This study investigates whether the NCAR ensemble’s EnKF-based initialization is preferable to initializing CPEs from more traditional ad hoc methods by examining output from several 10-member CPEs configured identically to the NCAR ensemble except for their IC perturbations. All forecasts were integrated for 48 h over a 31-day period and objectively verified with a focus on probabilistic precipitation.
CPEs initialized by adding either Short Range Ensemble Forecast (SREF) perturbations or random, correlated noise to Global Forecast System (GFS) analyses produced better precipitation forecasts than the EnKF-initialized NCAR ensemble. Similarly, CPE forecasts initialized by re-centering EnKF perturbations about GFS analyses were also better than the NCAR ensemble. Finally, adding random, correlated noise to EnKF mean analyses degraded precipitation forecasts compared to the NCAR ensemble.

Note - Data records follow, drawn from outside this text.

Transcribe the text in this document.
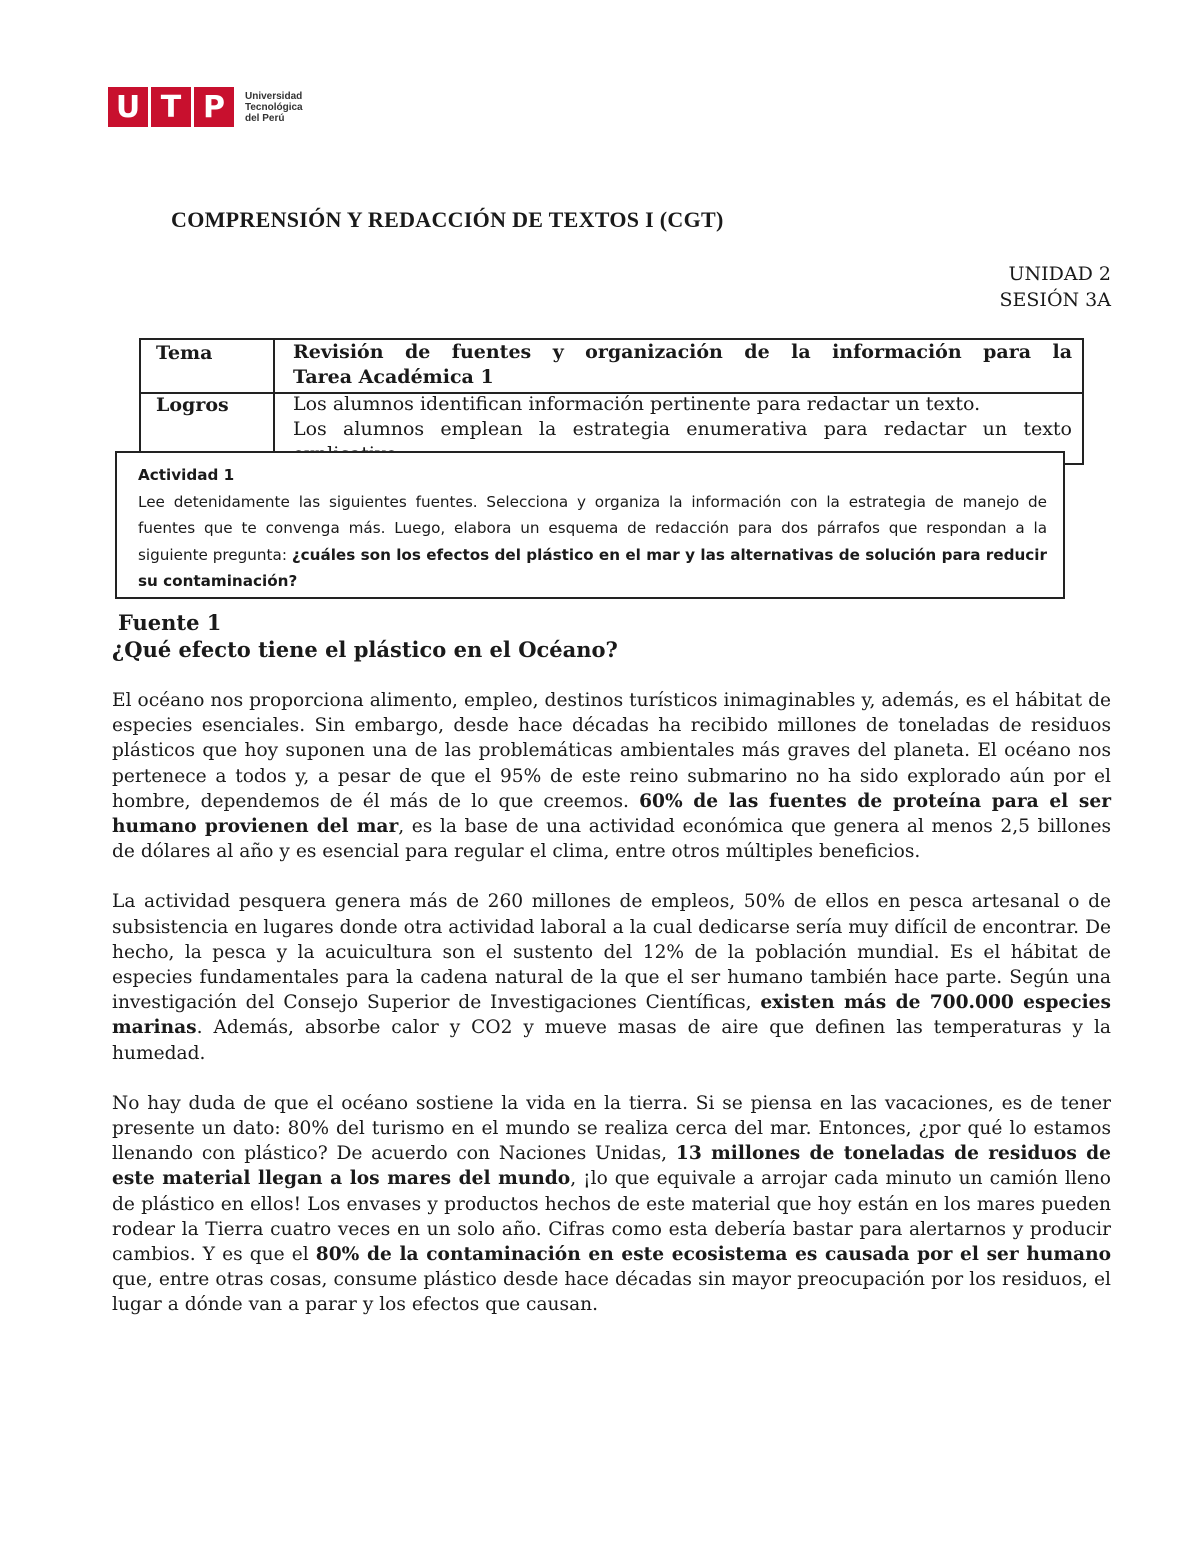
U T P	Universidad
Tecnológica
del Perú
COMPRENSIÓN Y REDACCIÓN DE TEXTOS I (CGT)
UNIDAD 2
SESIÓN 3A
Tema	Revisión de fuentes y organización de la información para la
Tarea Académica 1
Logros	Los alumnos identifican información pertinente para redactar un texto.
Los alumnos emplean la estrategia enumerativa para redactar un texto
Actividad 1
Lee detenidamente las siguientes fuentes. Selecciona y organiza la información con la estrategia de manejo de fuentes que te convenga más. Luego, elabora un esquema de redacción para dos párrafos que respondan a la siguiente pregunta: ¿cuáles son los efectos del plástico en el mar y las alternativas de solución para reducir su contaminación?
Fuente 1
¿Qué efecto tiene el plástico en el Océano?

El océano nos proporciona alimento, empleo, destinos turísticos inimaginables y, además, es el hábitat de especies esenciales. Sin embargo, desde hace décadas ha recibido millones de toneladas de residuos plásticos que hoy suponen una de las problemáticas ambientales más graves del planeta. El océano nos pertenece a todos y, a pesar de que el 95% de este reino submarino no ha sido explorado aún por el hombre, dependemos de él más de lo que creemos. 60% de las fuentes de proteína para el ser humano provienen del mar, es la base de una actividad económica que genera al menos 2,5 billones de dólares al año y es esencial para regular el clima, entre otros múltiples beneficios.

La actividad pesquera genera más de 260 millones de empleos, 50% de ellos en pesca artesanal o de subsistencia en lugares donde otra actividad laboral a la cual dedicarse sería muy difícil de encontrar. De hecho, la pesca y la acuicultura son el sustento del 12% de la población mundial. Es el hábitat de especies fundamentales para la cadena natural de la que el ser humano también hace parte. Según una investigación del Consejo Superior de Investigaciones Científicas, existen más de 700.000 especies marinas. Además, absorbe calor y CO2 y mueve masas de aire que definen las temperaturas y la humedad.

No hay duda de que el océano sostiene la vida en la tierra. Si se piensa en las vacaciones, es de tener presente un dato: 80% del turismo en el mundo se realiza cerca del mar. Entonces, ¿por qué lo estamos llenando con plástico? De acuerdo con Naciones Unidas, 13 millones de toneladas de residuos de este material llegan a los mares del mundo, ¡lo que equivale a arrojar cada minuto un camión lleno de plástico en ellos! Los envases y productos hechos de este material que hoy están en los mares pueden rodear la Tierra cuatro veces en un solo año. Cifras como esta debería bastar para alertarnos y producir cambios. Y es que el 80% de la contaminación en este ecosistema es causada por el ser humano que, entre otras cosas, consume plástico desde hace décadas sin mayor preocupación por los residuos, el lugar a dónde van a parar y los efectos que causan.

Overall, these results suggest flow-dependent IC perturbations and high-quality ensemble mean analyses are critical for good CPE forecasts and that some characteristics of NCAR ensemble mean analyses were suboptimal. Nonetheless, as EnKFs possess nice theoretical properties, these findings should motivate efforts to improve EnKFs for CPE forecast initialization and offer some insights toward realizing these improvements.